Checkbook“It’s hard to lead a cavalry charge if you think you look funny on a horse.” — Adlai Stevenson

In 1999, I arrived in California and went to work for an Idealab company called PayMyBills.com. It was the heyday of the Internet start-up and I remember thinking my first week that I had picked a winner. PayMyBills was going to revolutionize the way consumers received and paid bills online while making me the next dotcom millionaire. The experience didn’t really turn out as planned.

As an employee, I felt obligated to use the service and immediately signed up as a customer. It differed from online bill pay in that your paper bills were redirected to our operations center where they were manually opened, then scanned and served online where the consumer electronically paid it. This, of course, was long before companies offered ebills and the idea was to eliminate all the paper from the process.

It sounded like a great idea, until our customer base started to grow and quality control didn’t quite keep up with the volume. Anyway, for some reason they missed a cable bill and I remember being dinged with a late charge and threat of service interruption. The entire experience freaked me out and required several phone calls to sort out. Shortly after, we were acquired and they handed out the pink slips. I canceled my service and the bills were redirected to my home address.

And they have been coming to my mailbox the last several years. Over time, you would think that I might regain confidence in the electronic payment system but for some reason I had an aversion to it. Instead, I have continued writing checks, addressing envelopes and buying stamps for my monthly bill paying ritual. Until now!

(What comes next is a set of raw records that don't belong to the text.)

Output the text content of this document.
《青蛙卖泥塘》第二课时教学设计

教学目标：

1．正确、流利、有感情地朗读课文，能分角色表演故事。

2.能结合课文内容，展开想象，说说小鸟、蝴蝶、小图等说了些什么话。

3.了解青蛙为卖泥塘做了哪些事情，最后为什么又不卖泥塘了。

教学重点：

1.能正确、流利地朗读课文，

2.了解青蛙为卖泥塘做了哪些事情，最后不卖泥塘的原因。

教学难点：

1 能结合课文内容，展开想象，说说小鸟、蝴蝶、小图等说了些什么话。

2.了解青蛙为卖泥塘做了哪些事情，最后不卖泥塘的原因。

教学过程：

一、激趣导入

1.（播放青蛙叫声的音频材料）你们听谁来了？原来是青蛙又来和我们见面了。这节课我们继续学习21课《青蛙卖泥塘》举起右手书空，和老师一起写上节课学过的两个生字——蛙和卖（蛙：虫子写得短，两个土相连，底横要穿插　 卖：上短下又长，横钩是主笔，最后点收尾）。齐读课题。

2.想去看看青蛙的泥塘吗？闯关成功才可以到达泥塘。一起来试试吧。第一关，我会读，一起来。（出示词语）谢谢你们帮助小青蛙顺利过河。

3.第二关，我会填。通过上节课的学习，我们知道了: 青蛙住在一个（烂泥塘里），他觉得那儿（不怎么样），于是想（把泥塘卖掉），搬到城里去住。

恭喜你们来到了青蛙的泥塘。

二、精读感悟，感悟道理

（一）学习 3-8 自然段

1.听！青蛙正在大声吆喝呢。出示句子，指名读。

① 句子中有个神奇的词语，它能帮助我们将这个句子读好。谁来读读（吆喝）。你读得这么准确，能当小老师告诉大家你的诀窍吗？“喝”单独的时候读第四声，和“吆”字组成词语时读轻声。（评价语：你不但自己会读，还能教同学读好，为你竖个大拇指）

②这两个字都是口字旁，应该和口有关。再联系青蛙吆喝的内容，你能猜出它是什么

One of my goals for 2006 was to start paying bills online. Just writing the checks for all the mortgages on the rental properties was a 30-minute Sunday task that I could quickly reduce to 3 minutes if I would just automate. Plus, when the postal rate when to 39 cents… it seemed like 40 cents and the way my mind works, I starting rounding up to 50 cents. I just couldn’t spend a buck to send two payments through the mail.

So it’s official. I’m using free bill pay at my bank. Next step is to go all the way and select the ebill option. Baby steps though… first things first.